I had no idea if I could wear a size S pair of cotton capris, even in a good brand. I feel fat. I admit this. I don’t like the way I look. I have no full-length mirror anymore. I have neither partner nor roommate, so I get no input about my body. My image of myself wildly diverges. When I’m thin, I feel puffy. When I’m overweight, I consider myself grotesque. This is the paradigm of body image in America, people. I am not alone in this. Size matters — at least, if you are female in America.
I brought the capris home. This morning, I decided that they would be perfect for today’s allotment of errand-running. If they didn’t fit, c’est le vie. Well, they fit. Perfectly. So I’m a size small. I happen to know this particular brand runs “true to size”. They are comfortable and work well for exactly what I wanted — casual, knock-around clothing for leisurely days such as today. And they fit. This tells me that maybe, just maybe, my body has gotten to a good point. Eureka!!!
And this, too, resulted from the experience of buying this four-dollar, second-hand pair of pedal-pushers: I went through this entire analysis, and reached the point where I could share a simple truth with you.
Let go of the crazy demands that you put on yourself to be a certain way. People who love you, will do so whether you can bench-press a hundred pounds or not, whether you wear high-heels or flats, whether your hair has grey roots or expensive highlights.

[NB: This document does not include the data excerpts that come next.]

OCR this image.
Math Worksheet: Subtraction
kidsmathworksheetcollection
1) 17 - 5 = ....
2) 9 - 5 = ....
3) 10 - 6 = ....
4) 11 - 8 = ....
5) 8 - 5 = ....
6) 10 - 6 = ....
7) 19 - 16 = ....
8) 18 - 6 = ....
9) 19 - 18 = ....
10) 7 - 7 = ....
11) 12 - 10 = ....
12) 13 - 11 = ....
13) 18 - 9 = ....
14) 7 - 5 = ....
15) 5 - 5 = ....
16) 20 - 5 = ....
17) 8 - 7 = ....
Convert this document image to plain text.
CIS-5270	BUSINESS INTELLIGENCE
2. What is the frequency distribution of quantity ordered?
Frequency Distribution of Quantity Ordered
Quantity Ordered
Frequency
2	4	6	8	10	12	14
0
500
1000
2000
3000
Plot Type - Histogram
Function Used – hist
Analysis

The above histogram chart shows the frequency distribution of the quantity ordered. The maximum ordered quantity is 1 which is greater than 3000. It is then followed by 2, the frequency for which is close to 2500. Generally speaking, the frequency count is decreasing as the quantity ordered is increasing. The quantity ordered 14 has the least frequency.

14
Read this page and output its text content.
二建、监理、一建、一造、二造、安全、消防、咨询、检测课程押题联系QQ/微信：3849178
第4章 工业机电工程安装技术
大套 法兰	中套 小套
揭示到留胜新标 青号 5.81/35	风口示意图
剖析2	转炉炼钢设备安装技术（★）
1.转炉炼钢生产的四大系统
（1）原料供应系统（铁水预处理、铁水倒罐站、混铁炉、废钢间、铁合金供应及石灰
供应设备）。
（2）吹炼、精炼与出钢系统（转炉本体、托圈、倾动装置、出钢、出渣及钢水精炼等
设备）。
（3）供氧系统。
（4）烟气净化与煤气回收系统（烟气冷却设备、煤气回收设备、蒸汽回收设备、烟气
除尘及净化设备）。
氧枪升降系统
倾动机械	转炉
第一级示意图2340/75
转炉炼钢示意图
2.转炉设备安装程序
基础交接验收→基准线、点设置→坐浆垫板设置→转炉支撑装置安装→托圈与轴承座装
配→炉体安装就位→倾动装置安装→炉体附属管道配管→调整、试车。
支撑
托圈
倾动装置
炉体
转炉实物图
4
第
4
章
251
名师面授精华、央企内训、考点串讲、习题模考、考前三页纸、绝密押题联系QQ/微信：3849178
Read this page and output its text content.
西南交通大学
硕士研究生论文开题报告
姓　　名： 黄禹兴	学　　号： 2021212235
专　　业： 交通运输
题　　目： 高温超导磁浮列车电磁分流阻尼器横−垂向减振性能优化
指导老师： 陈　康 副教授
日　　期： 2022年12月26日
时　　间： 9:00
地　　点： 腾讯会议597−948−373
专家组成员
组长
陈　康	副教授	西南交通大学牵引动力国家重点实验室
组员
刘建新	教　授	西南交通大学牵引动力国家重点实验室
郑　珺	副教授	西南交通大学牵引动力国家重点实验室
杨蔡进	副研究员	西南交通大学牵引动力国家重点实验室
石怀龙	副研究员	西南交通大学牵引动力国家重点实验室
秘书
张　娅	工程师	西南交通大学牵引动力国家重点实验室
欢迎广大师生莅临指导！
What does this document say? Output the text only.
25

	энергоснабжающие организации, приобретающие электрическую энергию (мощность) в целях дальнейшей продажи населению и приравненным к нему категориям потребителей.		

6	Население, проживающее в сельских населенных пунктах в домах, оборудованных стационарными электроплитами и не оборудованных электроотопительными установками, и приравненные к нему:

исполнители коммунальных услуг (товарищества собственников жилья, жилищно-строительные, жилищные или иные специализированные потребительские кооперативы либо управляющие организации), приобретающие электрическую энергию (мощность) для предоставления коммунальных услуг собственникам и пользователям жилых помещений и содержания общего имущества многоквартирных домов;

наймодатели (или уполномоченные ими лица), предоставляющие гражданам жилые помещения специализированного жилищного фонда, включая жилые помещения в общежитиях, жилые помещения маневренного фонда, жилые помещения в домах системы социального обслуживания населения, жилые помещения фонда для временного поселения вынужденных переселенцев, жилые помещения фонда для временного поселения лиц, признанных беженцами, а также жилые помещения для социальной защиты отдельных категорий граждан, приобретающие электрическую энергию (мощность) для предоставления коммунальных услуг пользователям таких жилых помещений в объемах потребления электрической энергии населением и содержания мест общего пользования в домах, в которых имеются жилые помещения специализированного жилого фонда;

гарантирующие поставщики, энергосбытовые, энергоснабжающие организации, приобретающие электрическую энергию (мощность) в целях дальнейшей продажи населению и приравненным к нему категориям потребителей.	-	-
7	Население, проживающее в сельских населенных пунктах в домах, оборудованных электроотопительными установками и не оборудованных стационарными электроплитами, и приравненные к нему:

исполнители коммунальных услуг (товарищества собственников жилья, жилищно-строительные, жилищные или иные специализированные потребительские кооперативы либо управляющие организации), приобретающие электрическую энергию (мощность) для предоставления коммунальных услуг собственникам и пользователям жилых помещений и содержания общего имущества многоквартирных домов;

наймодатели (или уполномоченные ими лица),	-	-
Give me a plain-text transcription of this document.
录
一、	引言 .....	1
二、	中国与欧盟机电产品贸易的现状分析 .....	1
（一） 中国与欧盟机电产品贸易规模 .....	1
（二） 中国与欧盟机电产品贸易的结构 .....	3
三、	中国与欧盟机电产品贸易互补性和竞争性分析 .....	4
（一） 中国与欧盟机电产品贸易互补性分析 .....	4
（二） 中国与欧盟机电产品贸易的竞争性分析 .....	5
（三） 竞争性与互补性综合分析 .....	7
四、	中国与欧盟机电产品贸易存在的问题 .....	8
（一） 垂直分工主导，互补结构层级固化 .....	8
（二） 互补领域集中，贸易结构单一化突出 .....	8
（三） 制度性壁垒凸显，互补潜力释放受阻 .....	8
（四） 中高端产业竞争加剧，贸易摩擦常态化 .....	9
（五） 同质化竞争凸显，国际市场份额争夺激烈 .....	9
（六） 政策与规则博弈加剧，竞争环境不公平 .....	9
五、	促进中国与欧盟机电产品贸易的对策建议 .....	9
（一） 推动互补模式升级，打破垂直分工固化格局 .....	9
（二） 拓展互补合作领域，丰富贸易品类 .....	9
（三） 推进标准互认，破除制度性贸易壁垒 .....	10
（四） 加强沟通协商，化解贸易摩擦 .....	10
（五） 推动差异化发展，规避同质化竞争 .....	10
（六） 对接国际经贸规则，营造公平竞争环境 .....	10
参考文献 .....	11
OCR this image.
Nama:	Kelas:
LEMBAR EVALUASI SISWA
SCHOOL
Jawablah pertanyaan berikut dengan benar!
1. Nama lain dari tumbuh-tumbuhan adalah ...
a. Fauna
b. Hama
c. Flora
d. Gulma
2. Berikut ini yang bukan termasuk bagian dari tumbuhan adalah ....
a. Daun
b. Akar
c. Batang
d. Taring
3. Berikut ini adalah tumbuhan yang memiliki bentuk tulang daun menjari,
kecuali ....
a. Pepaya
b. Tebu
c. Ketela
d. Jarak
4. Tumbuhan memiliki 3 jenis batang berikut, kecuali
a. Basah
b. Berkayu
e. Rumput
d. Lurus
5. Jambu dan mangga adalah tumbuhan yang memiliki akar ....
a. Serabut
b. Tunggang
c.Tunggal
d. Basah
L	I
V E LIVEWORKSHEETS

And whether you weigh 100 or 200. (That said, certain health conditions definitely require you to be a reasonable weight for your height, gender, and age — such as my disability, diabetes, MS, heart conditions, and high blood pressure.) Take the pressure off of yourself to conform to societal images of beauty, coolness, or indeed, virtue by any label. Refuse to let size or any other socially defined judgment of physical state determine your self-appreciation. Love yourself. You’re beautiful.
As my friend Jeanne Foster would say, use kinder, gentler, self-talk. And go out and buy yourself a pair of cotton capris. It’s summer-time, and the living is easy.
It’s the third day of the fifty-fifth month of My Year Without Complaining. Life continues.